Successful tribes grow to become city-states, and city-states that are lucky and play their cards right become civilizations (think classical Rome). This progression is modeled in the application with a base Tribe class. The CityState class inherits from the Tribe class, and the Civilization class inherits from the CityState class because each inherited class adds to the functionality of its base. This relationship is shown in the Class View window in Figure 8.3.

Figure 8.3: The Class View window shows that Civilization inherits from CityState, which inherits from Tribe, adding new (or overridden) members as it inherits.

An encapsulating class, GroupOfPeople, serves as a kind of traffic director among the three classes in the Tribe inheritance chain. The GroupOfPeople class

•Instantiates objects of the classes it encapsulates

•Directs to the appropriate class in the inheritance chain based on the current characteristics of a people

•Fires events as appropriate, such as when a tribe has become extinct, or when a civilization reaches its Malthusian limits (and must reach for the stars)
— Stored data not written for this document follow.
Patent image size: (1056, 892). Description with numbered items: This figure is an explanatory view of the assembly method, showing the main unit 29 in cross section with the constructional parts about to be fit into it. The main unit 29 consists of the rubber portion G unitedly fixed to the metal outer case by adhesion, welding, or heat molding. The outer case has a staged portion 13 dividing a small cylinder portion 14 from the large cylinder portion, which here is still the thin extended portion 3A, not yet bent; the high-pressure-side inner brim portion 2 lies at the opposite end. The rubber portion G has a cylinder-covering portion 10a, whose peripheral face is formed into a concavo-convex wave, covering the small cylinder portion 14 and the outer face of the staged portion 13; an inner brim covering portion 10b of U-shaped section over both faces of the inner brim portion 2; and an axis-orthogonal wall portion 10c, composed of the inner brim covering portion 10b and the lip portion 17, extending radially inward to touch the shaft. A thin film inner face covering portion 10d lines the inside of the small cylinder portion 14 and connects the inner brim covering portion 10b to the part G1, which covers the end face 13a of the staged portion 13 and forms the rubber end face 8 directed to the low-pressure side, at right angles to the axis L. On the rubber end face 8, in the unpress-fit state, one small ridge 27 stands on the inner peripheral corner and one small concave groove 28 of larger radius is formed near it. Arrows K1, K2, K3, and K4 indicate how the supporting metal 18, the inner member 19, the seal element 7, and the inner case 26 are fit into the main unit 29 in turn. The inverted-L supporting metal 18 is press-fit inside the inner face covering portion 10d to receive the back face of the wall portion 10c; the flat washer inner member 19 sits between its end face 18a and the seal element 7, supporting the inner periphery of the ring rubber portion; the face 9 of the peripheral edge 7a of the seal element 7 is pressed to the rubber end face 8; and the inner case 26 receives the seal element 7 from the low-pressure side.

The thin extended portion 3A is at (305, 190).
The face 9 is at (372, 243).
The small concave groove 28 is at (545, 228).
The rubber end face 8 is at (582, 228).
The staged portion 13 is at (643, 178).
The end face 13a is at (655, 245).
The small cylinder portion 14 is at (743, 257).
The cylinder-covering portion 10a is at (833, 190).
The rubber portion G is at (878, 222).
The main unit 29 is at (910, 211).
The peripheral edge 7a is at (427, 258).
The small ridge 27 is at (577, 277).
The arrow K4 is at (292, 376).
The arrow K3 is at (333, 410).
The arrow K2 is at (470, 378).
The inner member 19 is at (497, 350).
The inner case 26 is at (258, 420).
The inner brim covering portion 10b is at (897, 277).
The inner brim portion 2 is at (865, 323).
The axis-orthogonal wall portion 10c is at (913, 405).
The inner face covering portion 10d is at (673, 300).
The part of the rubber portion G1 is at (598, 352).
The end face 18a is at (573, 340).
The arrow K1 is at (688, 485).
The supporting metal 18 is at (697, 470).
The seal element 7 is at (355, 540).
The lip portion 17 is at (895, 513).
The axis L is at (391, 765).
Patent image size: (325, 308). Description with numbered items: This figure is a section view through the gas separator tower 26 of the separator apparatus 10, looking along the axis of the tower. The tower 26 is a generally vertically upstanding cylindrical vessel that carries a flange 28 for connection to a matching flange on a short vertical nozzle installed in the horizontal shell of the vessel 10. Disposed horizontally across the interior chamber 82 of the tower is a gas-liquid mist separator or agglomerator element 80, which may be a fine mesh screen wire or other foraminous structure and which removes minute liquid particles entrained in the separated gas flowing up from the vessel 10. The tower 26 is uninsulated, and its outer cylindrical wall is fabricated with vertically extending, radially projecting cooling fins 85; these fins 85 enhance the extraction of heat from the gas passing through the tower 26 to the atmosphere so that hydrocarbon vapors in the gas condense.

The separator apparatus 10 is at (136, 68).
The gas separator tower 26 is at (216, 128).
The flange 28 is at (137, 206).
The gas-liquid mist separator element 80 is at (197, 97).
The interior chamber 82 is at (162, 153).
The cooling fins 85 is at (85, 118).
•Implements 'clashes' between different peoples through the use of overloaded comparison

•Manages the display of a peoples' current characteristics

By the way, GroupOfPeople, as an encapsulating class, is an example of the "Facade" design pattern-a design pattern being an abstraction that identifies the key aspects of a common design structure that is useful for creating a reusable object-oriented design. According to Gamma, Helm, Johnson, and Vlissides, sometimes affectionately referred to as the "Gang of Four" and authors of the well-known Design Patterns: Elements of Reusable ObjectOriented Software (Addison-Wesley, 1994):

The intent of the Facade pattern is to provide a unified interface to a set of interfaces in a subsystem. Facade defines a higher-level interface that makes the subsystem easier to use.

In other words, the programmer-or the MDI parent form, which contains the bulk of the userdriven program logic-does not have to worry about Tribe, CityState, or Civilization objects, or managing the display based on these objects. GroupOfPeople objects-which are items of a collection named PeoplesCollection-handle it all.
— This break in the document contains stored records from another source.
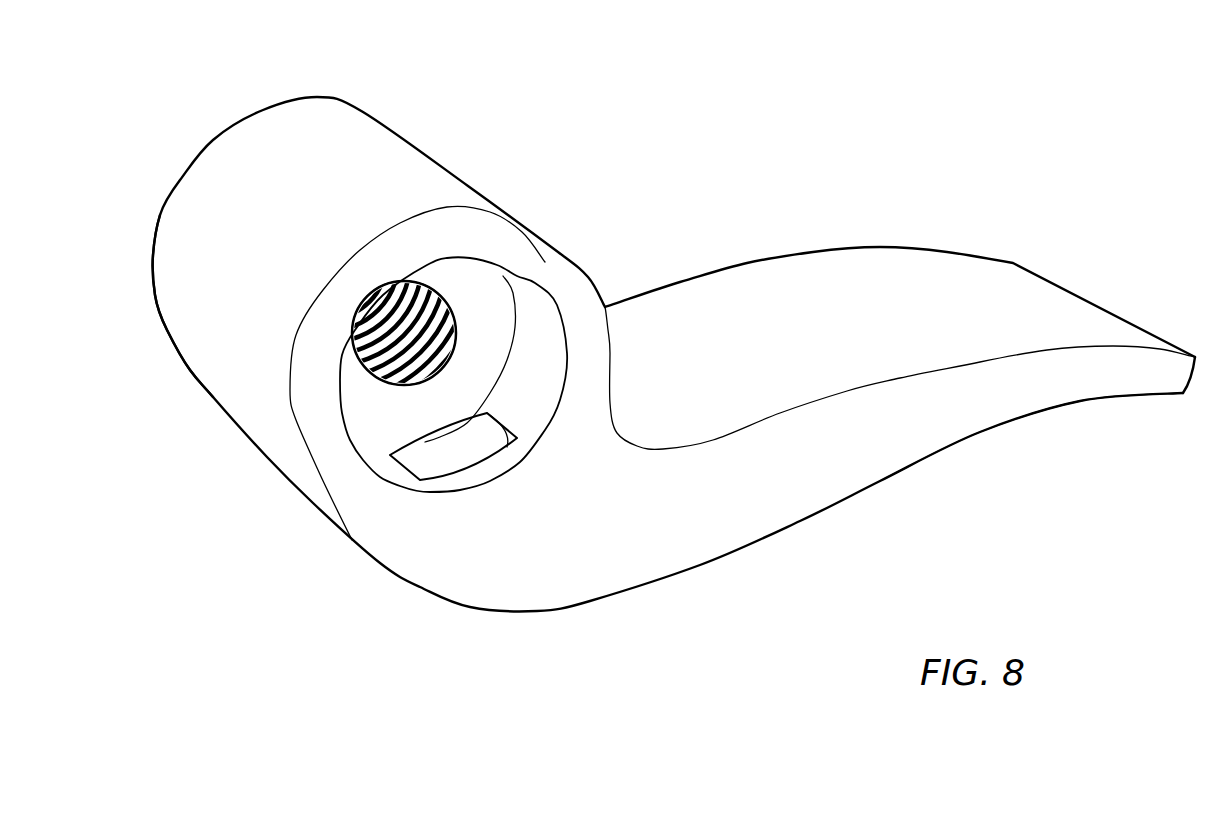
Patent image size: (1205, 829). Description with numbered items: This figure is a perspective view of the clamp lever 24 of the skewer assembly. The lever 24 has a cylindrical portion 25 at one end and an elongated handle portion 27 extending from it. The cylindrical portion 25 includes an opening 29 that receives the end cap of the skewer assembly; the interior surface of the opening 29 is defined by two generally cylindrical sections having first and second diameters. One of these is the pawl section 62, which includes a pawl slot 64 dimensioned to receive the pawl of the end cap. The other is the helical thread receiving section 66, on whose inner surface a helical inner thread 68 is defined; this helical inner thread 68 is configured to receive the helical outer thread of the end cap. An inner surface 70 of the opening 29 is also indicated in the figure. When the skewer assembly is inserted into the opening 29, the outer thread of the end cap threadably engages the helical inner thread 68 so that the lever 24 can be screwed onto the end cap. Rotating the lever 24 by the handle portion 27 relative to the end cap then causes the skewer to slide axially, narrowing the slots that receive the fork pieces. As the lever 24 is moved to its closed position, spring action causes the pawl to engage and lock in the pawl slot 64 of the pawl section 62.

The lever 24 is at (725, 517).
The cylindrical portion 25 is at (182, 442).
The handle portion 27 is at (957, 463).
The opening 29 is at (437, 342).
The pawl section 62 is at (543, 380).
The pawl slot 64 is at (418, 463).
The helical thread receiving section 66 is at (395, 385).
The helical inner thread 68 is at (443, 308).
The inner surface 70 is at (484, 311).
This general architecture is shown in Figure 8.4.

Figure 8.4: A collection is formed of GroupOfPeople objects, which, in turn, manage subsystem functionality.

Within the primary application form (the MDI form), the user can start and stop the Timer, and speed up or slow down how fast time appears to go by. In addition, code that uses the members of instantiated GroupOfPeople objects accomplishes the following tasks:

•Add a new GroupOfPeople (which starts as a tribe).